As we said, you must define a function using def, then the name of the function and in brackets ( ) the list of arguments of the function. The function will not return anything unless you specify it with a return statement. The expresion under the name of the function in triple quotes is a Documentation string or DOCSTRING and, as expected, it is used to document your code. For example, it is printed if you type the help command:


In [ ]:
help(my_sqrt)

Another interesting feature of python is that you can give default values to arguments in a function. For example, in the following code, when the second argument is not used during the call its value is 2.


In [ ]:
def nth_root(base, exp=2):
    """Computes the nth root of a number."""
    return base ** (1.0/exp) #  In python ** is exponentiation (^ in other languages) 

print nth_root(10000)
print nth_root(10000,4)

One tricky feature in python is how it evaluates the arguments that you pass to a function call. The most common evaluation strategies when passing arguments to a function have been call-by-value and call-by-reference. Python uses a mixture of these two, which is known as "Call-by-Object", sometimes also called "Call by Object Reference" or "Call by Sharing". Let's see it with an example:


In [ ]:
def add_square_to_list(x, my_list, dummy_list):
    x = x ** 2
    my_list.append(x)
    dummy_list = ["I", "am", "not", "a" , "dummy", "list"]
    
x = 5
my_list =[4, 9, 16]
dummy_list = ["I", "am", "a" , "dummy", "list"]

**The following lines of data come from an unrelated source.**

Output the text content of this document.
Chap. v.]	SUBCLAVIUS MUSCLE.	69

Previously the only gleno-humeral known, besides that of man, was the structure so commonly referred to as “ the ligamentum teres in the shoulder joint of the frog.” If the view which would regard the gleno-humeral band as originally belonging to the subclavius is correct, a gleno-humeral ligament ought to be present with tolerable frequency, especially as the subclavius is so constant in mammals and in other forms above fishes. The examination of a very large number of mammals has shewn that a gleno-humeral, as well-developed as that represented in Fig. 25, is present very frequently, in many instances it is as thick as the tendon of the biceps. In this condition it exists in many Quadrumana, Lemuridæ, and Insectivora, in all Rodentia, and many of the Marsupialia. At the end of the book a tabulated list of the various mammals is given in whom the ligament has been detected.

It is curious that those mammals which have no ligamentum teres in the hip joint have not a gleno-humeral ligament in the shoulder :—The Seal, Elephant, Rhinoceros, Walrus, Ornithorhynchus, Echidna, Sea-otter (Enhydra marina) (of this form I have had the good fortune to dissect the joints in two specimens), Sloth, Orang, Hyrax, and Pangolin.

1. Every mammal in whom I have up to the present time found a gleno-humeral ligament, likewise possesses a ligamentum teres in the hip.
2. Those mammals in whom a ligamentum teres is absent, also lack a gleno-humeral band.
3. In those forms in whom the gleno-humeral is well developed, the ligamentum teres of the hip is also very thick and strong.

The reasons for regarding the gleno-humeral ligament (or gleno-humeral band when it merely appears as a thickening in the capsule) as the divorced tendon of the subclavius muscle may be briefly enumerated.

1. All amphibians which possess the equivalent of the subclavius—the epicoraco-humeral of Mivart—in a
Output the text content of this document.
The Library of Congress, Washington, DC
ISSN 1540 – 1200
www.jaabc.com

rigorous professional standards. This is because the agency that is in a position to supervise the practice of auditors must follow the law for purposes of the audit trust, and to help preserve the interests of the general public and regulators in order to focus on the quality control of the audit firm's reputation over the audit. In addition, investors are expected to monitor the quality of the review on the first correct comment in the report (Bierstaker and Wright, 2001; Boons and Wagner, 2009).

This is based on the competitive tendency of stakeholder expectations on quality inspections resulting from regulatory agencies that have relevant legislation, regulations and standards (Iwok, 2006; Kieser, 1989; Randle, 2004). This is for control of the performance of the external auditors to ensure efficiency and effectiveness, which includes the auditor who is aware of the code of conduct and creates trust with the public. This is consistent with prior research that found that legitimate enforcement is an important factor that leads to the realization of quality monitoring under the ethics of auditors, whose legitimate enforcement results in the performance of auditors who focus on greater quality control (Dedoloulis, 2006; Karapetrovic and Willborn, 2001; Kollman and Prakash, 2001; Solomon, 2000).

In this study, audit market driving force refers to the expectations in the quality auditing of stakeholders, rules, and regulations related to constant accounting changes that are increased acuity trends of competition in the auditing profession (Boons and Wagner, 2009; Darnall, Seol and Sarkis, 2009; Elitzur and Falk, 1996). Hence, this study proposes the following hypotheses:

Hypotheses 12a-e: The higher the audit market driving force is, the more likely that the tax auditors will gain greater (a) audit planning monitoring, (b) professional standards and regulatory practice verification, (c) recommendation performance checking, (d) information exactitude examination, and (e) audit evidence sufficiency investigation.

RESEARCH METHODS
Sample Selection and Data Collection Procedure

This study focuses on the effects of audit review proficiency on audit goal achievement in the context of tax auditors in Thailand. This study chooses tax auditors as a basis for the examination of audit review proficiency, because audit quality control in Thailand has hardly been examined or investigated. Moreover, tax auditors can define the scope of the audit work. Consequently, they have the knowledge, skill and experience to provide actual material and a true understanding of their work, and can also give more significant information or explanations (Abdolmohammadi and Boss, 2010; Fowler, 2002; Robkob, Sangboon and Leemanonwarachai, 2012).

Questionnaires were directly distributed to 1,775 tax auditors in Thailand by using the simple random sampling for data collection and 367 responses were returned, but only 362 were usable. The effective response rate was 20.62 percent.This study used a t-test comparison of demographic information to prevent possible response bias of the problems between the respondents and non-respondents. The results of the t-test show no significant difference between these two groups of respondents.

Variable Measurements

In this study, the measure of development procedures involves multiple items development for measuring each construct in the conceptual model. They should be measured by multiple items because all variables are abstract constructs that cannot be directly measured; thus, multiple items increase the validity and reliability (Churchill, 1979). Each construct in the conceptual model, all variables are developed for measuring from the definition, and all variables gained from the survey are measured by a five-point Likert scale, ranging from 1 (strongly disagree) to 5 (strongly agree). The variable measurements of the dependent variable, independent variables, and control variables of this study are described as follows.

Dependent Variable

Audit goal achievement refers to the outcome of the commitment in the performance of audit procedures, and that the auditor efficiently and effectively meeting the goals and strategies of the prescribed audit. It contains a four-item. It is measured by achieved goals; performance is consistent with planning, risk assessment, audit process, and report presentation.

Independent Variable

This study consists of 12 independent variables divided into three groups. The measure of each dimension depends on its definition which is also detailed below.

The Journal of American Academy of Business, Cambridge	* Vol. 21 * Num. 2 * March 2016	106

add_square_to_list(x, my_list, dummy_list)
print x
print my_list
print dummy_list

If you pass immutable arguments like integers, strings or tuples to a function, the passing acts like call-by-value. The object reference is passed to the function parameters. They can't be changed within the function, because they can't be changed at all, i.e. they are immutable.

It's different, if we pass mutable arguments. They are also passed by object reference, but they can be changed in place in the function. If we pass a list to a function, we have to consider two cases: Elements of a list can be changed in place, i.e. the list will be changed even in the caller's scope. If a new list is assigned to the name, the old list will not be affected, i.e. the list in the caller's scope will remain untouched.

So, be careful when modifying lists inside functions, and its side effects.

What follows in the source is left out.